WHY GOLF IS BROKEN
While everyone basks in 21-year-old Jordan Spieth’s lights-out victory this weekend at Augusta, let’s keep one thing in perspective about the Golf Industry: We’re seeing a massive bifurcation in participation, and it’s not particularly healthy.
Simply put, a significantly smaller number of golfers are playing a far greater number of rounds. The number of golfers in the United States has declined by 5mm, or 16%, in the past six years. On the flip side, the number of rounds per player is up 12% to 19 rounds per year over that same period.
Two factors explain away 80% of this drop. One is the ’07-’09 recession, which took the marginal golfer out of the game (‘core’ golfers will golf in any economy, weather, zombie apocalypse, or whatever…). Then just as the US emerged from a crippling recession (6/09), Tiger Woods fell from grace (11/09), thereby removing the biggest positive mass-marketing force the game has ever seen.

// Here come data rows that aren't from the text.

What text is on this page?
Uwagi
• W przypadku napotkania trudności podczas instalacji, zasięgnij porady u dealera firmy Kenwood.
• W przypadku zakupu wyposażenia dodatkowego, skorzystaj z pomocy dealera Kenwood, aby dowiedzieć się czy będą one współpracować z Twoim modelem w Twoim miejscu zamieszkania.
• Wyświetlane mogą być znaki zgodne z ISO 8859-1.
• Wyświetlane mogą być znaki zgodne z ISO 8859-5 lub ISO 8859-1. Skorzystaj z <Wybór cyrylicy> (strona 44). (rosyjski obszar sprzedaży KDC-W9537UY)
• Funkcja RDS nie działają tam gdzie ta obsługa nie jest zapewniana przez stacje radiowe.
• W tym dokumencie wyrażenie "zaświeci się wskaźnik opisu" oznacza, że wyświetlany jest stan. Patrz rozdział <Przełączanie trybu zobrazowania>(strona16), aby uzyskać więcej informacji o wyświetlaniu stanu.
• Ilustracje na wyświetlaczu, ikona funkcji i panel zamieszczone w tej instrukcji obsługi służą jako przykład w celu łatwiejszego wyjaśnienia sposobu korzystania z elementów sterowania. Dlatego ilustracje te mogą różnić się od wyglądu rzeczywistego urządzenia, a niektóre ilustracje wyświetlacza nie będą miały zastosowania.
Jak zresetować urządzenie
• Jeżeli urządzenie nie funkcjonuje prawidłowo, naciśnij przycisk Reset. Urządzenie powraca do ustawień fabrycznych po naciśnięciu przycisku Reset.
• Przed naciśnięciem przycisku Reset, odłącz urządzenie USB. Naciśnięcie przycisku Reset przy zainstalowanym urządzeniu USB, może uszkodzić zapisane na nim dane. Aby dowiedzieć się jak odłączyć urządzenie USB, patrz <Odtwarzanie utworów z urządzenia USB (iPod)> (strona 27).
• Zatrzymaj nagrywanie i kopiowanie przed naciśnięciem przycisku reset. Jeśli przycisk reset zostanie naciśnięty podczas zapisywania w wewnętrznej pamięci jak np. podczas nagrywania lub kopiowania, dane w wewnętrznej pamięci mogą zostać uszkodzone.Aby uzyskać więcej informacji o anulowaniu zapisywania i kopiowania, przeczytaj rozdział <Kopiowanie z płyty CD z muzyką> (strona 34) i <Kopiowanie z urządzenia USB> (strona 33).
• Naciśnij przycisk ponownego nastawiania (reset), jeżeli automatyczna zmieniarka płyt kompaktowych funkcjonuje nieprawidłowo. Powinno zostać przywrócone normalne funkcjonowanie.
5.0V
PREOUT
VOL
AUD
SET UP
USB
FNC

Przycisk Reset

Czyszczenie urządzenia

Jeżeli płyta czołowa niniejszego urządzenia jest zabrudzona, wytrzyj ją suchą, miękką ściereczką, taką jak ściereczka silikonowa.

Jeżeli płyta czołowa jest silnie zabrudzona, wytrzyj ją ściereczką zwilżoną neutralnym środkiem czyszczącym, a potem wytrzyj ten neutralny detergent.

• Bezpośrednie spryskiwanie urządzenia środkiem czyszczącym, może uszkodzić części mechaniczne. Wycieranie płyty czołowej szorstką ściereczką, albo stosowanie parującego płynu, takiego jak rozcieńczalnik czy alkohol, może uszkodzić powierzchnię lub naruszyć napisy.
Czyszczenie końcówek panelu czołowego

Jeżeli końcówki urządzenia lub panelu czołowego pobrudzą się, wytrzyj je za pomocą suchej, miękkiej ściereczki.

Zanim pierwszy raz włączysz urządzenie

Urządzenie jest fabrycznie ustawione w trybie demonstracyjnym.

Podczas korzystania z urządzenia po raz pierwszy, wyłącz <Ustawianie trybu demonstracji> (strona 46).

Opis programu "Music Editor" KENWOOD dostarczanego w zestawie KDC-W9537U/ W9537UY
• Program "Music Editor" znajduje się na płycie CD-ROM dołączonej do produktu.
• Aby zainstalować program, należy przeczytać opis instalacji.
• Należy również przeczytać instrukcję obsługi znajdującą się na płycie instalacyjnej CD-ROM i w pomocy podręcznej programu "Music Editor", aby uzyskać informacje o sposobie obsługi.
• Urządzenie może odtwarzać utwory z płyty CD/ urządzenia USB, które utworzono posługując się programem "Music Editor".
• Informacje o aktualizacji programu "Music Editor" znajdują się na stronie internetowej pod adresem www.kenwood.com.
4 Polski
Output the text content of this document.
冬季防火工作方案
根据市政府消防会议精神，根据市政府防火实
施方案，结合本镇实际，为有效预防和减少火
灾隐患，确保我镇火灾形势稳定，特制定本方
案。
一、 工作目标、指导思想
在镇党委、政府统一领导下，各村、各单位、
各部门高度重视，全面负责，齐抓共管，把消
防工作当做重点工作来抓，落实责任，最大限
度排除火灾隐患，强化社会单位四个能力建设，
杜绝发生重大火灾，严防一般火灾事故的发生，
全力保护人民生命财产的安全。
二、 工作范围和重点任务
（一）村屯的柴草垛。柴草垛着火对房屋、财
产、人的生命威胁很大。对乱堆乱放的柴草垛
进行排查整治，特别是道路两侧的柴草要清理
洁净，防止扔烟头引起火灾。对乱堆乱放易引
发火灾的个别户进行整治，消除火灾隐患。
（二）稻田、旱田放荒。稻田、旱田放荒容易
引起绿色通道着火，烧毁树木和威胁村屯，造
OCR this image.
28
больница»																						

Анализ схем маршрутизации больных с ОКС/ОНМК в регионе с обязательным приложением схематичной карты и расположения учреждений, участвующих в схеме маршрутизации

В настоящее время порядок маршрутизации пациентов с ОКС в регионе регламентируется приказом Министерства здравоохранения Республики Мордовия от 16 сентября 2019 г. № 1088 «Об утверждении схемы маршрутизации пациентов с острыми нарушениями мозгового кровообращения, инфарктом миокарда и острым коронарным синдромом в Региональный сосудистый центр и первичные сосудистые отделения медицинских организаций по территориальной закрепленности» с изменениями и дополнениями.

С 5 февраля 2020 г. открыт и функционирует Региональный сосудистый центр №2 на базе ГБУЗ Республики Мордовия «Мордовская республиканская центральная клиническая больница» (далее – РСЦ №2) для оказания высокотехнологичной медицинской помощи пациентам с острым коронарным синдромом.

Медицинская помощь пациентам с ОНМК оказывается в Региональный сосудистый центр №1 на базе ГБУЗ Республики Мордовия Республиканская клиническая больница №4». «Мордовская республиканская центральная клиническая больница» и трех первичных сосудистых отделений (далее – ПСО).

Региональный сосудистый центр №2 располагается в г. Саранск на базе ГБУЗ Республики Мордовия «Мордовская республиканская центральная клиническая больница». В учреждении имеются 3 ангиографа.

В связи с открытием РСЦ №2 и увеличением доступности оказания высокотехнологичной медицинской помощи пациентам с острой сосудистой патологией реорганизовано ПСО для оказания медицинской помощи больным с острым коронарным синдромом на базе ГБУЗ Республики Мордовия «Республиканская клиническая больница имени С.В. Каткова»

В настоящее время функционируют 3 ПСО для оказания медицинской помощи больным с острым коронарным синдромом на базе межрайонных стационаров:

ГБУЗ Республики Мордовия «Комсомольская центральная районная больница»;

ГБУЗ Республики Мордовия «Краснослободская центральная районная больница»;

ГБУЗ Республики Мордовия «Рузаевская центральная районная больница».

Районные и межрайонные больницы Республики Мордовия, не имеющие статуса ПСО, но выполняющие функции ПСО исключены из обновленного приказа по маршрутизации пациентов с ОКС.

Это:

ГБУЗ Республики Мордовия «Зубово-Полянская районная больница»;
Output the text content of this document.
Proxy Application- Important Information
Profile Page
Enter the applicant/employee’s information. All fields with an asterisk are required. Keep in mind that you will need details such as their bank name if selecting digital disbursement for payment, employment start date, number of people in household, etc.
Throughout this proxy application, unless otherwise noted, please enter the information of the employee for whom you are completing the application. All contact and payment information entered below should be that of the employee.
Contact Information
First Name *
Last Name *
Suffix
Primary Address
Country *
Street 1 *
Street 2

Fortunately, what we call ‘core’ golfers (plays at least 8 times a year) accounts for about 56% of golfers, and 85% of spending. For the most part, this is a healthy demographic. But someone who plays 20, 30, or even 50 rounds per year almost certainly does not go to a Golf Galaxy or a Dick’s. They likely belong to a Club, and buy gear at the Club’s pro shop.
It’s the ‘non-core’ golfer (less than 8x per year) who uses mass channels, and that group has been decimated – accounting for almost all the decline in players over the past six years. Before the Recession/Tiger Debacle, there were 13.2mm ‘non-core’ golfers. Now there’s closer to 10mm. That’s roughly a 25% decline in a customer base for the mass golf retailers.
Could they come back? Of course. But we’re going to need a lot more than Tiger passing the torch to Rory McIlroy, or UA’s Spieth crushing the field at the Masters.